Scared Before and Now

Before my wife and I were married in told her I never wanted to get married or have kids. I realize this was simply because of how immature I was at the time. Now I am married and have kids.

Not wanting to have kids was a little more than immaturity though, it was deeper than that. I have health problems and there are a lot of freak health issues in my family. I can not say it is a gene or hereditary even though it might as well be. Things have not skipped a generation yet but the doctors assure me it is not. Anyways, this is why I did not want kids. I did not want to feel responsible for their pain or suffering.

Both my daughters has heart problem when they were very little. Both my daughters were part of high risk pregnancies. Both my daughters almost died in the womb and one almost killed my wife in the process. I can not control this. I have had to tell myself this repeatedly over the years.
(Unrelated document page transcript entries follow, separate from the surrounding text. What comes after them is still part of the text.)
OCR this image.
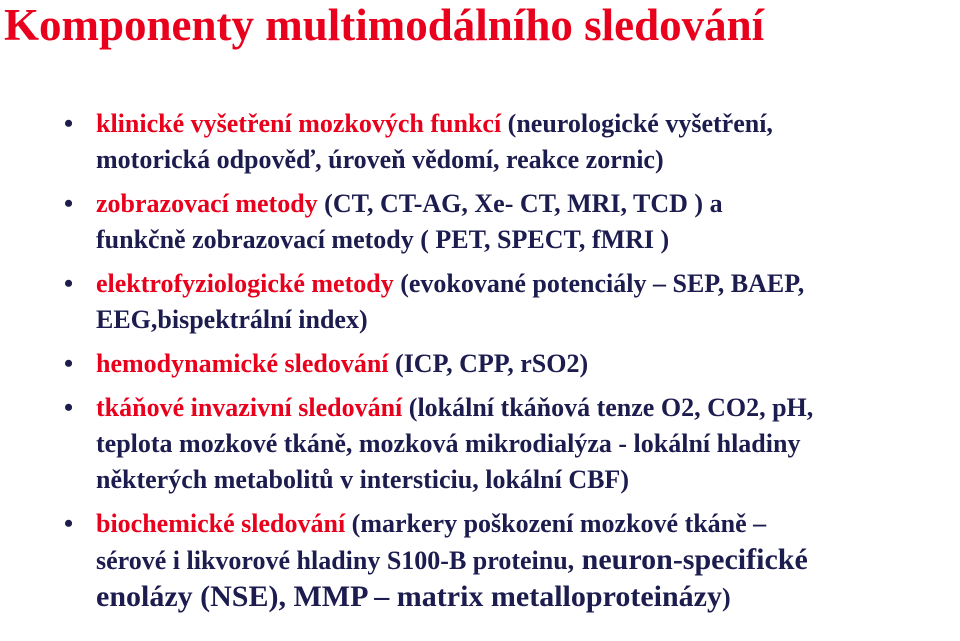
Komponenty multimodálního sledování
• klinické vyšetření mozkových funkcí (neurologické vyšetření,
motorická odpověď, úroveň vědomí, reakce zornic)
• zobrazovací metody (CT, CT-AG, Xe- CT, MRI, TCD ) a
funkčně zobrazovací metody ( PET, SPECT, fMRI )
• elektrofyziologické metody (evokované potenciály – SEP, BAEP,
EEG,bispektrální index)
• hemodynamické sledování (ICP, CPP, rSO2)
• tkáňové invazivní sledování (lokální tkáňová tenze O2, CO2, pH,
teplota mozkové tkáně, mozková mikrodialýza - lokální hladiny
některých metabolitů v intersticiu, lokální CBF)
• biochemické sledování (markery poškození mozkové tkáně –
sérové i likvorové hladiny S100-B proteinu, neuron-specifické
enolázy (NSE), MMP – matrix metalloproteinázy)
They could be fine from now on, or they could not. I have no control over it and it is ok. We can only control what we can control, the rest is just life.

Now my worry is the kind of world my daughters will be in when they are older. The presidential race is a crap shoot. There are new laws being passed which support discrimination hatred. Racism is alive and well. Terrorism is part of everyday conversation and it seems there is a new attack with multiple casualties every day. This is all, again, something I can not control. It scares the hell out of me. All I can do is raise my daughters right. Empower them, each them how to defend themselves, think for themselves and love others.

Some things we can not control and it is scary. Somethings we can control and it is still scary. It is ok to be scared. Either way, we have to act and do what we can with the situations presented to us.